Last week the World Bank (WB) released its “Doing Business 2013” report, which ranked the Philippines at No. 138 out of 188 countries, down two rungs from No. 136 in the previous year’s report, due to the absence of significant reforms to speed up dealings with government agencies involved in the processing and issuance of business permits and other requirements imposed on investors.
The WB annual report evaluated the ease of doing business in different countries based on various factors, such as the time and expense needed to start up a business, including how many procedures a prospective enterprise has to undergo and how many documentary requirements it has to accomplish.
The report gave the Philippines slightly poorer rankings in almost all categories related to the ease of doing business during the period June 2011 to June 2012 compared with the previous year. While the Philippines continued to improve its macroeconomic environment and achieve pace-setting growth in terms of gross domestic product, the report said, “it lags in the implementation of regulatory reforms that would make it easier for local entrepreneurs to conduct their businesses.”
Lamentably, the Philippines again emerged the laggard in Southeast Asia.

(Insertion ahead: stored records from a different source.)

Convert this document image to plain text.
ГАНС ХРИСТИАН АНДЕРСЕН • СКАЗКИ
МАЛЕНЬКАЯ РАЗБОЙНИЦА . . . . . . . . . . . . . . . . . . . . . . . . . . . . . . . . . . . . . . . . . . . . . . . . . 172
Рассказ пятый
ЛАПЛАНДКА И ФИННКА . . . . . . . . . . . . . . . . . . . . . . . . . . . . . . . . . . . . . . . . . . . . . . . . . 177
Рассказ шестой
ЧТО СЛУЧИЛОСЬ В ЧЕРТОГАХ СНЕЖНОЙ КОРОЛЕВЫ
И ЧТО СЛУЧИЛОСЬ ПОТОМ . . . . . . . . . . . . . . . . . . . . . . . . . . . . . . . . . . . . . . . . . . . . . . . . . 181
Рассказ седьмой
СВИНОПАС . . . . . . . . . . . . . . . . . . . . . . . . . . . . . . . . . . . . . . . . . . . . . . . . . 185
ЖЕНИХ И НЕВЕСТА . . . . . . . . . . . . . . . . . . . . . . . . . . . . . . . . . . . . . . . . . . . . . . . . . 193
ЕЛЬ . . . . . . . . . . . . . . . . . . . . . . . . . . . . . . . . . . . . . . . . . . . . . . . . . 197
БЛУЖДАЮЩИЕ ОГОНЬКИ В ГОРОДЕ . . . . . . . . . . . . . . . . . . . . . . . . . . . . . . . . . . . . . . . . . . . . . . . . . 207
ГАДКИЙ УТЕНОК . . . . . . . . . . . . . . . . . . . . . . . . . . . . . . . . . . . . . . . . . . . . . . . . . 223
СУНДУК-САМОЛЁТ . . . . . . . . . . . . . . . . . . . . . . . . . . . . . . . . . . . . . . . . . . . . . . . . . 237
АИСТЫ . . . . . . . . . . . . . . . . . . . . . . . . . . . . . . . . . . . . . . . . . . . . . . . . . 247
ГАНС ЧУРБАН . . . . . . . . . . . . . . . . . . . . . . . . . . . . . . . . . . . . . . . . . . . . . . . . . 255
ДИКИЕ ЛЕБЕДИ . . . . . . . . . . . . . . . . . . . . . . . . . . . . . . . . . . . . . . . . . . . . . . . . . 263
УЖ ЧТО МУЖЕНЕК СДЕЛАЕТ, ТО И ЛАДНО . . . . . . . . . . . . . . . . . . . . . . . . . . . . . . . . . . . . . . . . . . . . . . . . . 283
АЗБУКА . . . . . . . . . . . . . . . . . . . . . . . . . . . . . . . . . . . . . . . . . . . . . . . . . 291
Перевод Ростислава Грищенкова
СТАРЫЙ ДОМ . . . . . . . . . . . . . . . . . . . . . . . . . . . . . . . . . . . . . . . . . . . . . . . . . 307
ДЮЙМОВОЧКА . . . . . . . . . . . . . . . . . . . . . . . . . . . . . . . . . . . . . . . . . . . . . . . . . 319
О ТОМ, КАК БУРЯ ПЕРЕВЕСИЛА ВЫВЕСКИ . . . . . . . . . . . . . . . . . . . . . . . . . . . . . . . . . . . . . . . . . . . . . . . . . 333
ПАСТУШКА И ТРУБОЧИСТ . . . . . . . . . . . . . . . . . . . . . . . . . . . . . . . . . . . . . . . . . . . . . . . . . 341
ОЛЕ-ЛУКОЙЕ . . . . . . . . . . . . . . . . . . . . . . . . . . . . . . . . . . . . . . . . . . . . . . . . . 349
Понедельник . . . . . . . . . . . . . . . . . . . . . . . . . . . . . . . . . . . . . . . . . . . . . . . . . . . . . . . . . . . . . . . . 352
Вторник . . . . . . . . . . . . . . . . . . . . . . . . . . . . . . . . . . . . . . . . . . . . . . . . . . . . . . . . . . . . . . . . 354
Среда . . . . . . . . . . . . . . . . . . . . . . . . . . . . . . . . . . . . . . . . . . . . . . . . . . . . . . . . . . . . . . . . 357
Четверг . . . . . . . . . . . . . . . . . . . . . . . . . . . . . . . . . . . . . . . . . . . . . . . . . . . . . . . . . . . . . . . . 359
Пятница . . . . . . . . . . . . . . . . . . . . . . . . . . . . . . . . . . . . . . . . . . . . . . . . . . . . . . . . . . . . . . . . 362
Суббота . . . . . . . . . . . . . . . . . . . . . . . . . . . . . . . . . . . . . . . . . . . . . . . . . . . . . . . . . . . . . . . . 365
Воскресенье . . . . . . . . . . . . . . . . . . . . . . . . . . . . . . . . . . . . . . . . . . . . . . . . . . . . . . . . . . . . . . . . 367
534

Singapore retained its No. 1 global ranking. Malaysia ranked No. 12, Vietnam ranked No. 99, Brunei Darussalam ranked No. 79, Indonesia at No. 128 and Cambodia was No. 133.
Outside of the global rankings, we have to address other problems that may deter investors. For example, the recent peace agreement signed by the government with the Moro Islamic Liberation Front has earned the support of other countries, and aroused interest from investors.
However, parts of Mindanao are suffering from a power shortage, which may persist for at least one year, according to the Department of Energy. And it estimated that Mindanao needed an additional 100 to 150 megawatts of generating capacity to satisfy demand.
I need not stress that measures should be implemented as soon as possible to cope with this and other problems that may affect our chances of attracting investments. Our economic planners may have to go back to their assumptions and do some updates. For instance, earlier assumptions might have included a continuing double-digit growth in China, which is a major market for Philippine exports. China, however, has slowed down to a 7 percent to 7.5-percent growth rate.
Other assumptions should be reviewed in light of current developments so we will have a more effective program for attracting investments and translating a huge opportunity into productive reality.